Higgins delivers major Paris speech
France's president Francois Hollande (left) welcomes President Michael D. Higgins at the Elysee Palace in Paris, today. Photograph: Philippe Wojazer/Reuters
Europe cannot address its problems unless it stops thinking of these are purely economic challenges that call for technocratic responses, President Michael D Higgins has said.
In a wide-ranging lecture at the Sorbonne today, Mr Higgins called for a broader conception of European society as one bound not by economics but by culture, morality and history.
"Our existence, we must remind ourselves, is as social beings, not as commodified consumers without a history, incapable of envisioning an alternative future," he said.
The lecture, 'Defining Europe in the Year of the European Citizen', was given before an audience of more than 900 people on the first day of Mr Higgins's official visit to Paris.
Picking up one of his signature themes, Mr Higgins pointed to youth unemployment as the biggest problem facing Europe. But for intergenerational justice to be achieved, for example, the continent needed a new discourse based on the recognition that "our global problems, in an ever more interdependent world, are neither amenable to any type of previous tested and failed technocratic response, nor are our challenges merely economic. They are social, political and cultural."
Mr Higgins held a 45-minute with French president François Hollande at the Élysée Palace and received military honours at the Arc de Triomphe, where he laid a wreath at the Tomb of the Unknown Soldier.
Speaking after his meeting at the Élysée, Mr Higgins praised his French counterpart for stressing "the need for a European Union that values cohesion and solidarity, as well as economic growth."
On a visit where Franco-Irish economic and cultural ties are in focus, this evening's agenda was dominated by Eileen Gray, the Irish designer and architect whose work will be celebrated with a major exhibition at the Centre Pompidou, opening later this week.

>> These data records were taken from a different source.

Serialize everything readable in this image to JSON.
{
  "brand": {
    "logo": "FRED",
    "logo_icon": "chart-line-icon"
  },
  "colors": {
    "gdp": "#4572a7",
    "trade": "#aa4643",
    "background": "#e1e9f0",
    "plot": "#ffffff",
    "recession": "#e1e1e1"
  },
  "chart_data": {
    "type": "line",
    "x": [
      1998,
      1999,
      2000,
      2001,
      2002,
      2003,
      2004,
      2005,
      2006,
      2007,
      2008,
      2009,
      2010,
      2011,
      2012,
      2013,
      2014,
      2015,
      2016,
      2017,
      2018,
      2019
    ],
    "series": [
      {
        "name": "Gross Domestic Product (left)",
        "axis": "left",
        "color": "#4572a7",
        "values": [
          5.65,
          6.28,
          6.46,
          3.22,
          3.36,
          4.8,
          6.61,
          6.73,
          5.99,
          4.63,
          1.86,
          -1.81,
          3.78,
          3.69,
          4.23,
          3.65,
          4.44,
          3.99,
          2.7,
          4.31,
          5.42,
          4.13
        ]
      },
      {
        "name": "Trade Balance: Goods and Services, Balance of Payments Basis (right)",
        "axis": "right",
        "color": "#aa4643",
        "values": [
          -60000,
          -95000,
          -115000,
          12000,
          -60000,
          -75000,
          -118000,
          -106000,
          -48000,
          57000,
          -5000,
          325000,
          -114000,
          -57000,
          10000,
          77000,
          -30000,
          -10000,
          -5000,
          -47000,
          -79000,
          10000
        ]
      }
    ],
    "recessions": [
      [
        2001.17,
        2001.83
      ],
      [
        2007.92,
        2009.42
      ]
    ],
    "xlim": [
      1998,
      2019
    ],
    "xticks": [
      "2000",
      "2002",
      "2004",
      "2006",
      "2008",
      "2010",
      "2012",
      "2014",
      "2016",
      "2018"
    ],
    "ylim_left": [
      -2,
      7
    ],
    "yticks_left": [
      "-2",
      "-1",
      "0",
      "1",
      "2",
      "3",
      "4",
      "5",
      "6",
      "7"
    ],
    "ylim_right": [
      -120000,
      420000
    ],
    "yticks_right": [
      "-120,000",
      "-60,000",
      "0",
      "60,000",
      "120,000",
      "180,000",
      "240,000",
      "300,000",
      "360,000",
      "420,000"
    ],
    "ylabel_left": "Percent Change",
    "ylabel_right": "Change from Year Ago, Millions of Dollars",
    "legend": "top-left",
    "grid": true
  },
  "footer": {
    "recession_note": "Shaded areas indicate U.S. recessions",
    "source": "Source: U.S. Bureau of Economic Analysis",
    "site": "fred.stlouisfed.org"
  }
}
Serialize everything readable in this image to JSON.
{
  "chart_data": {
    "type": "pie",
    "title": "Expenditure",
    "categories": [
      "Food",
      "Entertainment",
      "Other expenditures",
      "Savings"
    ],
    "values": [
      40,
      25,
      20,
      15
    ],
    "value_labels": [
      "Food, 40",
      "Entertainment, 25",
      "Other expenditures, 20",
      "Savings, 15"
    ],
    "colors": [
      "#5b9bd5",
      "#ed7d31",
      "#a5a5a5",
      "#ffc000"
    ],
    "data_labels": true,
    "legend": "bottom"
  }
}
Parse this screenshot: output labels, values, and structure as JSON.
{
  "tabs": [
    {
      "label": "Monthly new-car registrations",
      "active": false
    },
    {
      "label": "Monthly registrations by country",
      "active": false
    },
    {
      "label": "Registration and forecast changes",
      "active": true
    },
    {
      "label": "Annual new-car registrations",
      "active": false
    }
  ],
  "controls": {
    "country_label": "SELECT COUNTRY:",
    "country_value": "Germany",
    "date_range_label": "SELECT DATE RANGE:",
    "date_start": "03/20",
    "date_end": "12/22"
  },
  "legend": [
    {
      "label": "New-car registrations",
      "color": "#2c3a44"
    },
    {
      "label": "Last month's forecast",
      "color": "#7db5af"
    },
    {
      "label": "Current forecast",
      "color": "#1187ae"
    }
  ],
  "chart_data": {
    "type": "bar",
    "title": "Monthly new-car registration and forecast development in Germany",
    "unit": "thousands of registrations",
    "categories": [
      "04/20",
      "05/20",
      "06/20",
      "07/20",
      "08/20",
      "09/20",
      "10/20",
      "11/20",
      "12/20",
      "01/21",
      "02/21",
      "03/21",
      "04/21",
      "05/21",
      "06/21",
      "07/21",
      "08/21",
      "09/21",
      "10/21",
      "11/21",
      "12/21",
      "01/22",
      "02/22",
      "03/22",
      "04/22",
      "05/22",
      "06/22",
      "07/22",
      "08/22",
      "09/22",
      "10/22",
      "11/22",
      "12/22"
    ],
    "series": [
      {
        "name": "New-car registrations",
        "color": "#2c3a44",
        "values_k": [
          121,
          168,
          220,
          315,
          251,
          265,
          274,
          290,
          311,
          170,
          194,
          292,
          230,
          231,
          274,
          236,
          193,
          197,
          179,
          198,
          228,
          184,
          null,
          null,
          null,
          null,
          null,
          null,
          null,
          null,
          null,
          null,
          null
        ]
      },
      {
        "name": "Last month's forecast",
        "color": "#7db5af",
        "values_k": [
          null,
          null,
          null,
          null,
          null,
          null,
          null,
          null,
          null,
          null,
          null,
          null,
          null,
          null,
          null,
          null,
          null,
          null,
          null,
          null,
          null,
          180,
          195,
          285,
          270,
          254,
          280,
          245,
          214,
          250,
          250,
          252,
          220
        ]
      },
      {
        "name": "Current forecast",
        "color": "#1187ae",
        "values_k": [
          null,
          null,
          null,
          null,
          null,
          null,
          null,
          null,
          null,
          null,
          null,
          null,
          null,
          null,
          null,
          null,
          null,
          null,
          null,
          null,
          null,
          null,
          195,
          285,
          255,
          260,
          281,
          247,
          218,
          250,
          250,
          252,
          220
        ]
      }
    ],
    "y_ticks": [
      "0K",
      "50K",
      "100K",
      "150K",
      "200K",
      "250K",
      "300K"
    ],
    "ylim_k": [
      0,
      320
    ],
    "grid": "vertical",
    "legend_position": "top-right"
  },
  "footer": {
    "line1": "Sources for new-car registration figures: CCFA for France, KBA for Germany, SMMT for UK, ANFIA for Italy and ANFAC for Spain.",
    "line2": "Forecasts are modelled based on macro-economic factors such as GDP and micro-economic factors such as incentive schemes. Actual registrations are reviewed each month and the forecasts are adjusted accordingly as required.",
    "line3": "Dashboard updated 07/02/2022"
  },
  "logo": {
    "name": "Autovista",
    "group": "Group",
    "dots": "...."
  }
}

After viewing the retrospective with French culture minister Aurélie Filippetti, Mr Higgins said Gray belonged to a venerable tradition of European artists who found sanctuary in Paris. "She uncovered and manifested her genius gradually, emerging into it over time. Her spirit of independence, of difference and above all of integrity shines through the story of her life and her artistic journey," he said.
Ms Filippetti said Gray was "a great artist" whose work was ahead of its time. "When you look at the pieces she created, it was in the 1920s and 1930s, but they look like they were created yesterday," she said. "We owe her a lot."
Bringing together Gray's paintings, furniture and architecture, the exhibition traces the artist's life from her influences and early lacquerwork to models and plans for her masterpiece, the E1027 villa on the Côte d'Azur. "In France, she is, with Le Corbusier, the major reference point for modernism. She is an essential figure," said Cloé Pitiot, chief curator of the retrospective.
Mr Higgins's visit will continue today, when he is due to speak at the headquarters of Unesco, the UN's culture and education agency, and attend a business lunch at the Irish embassy.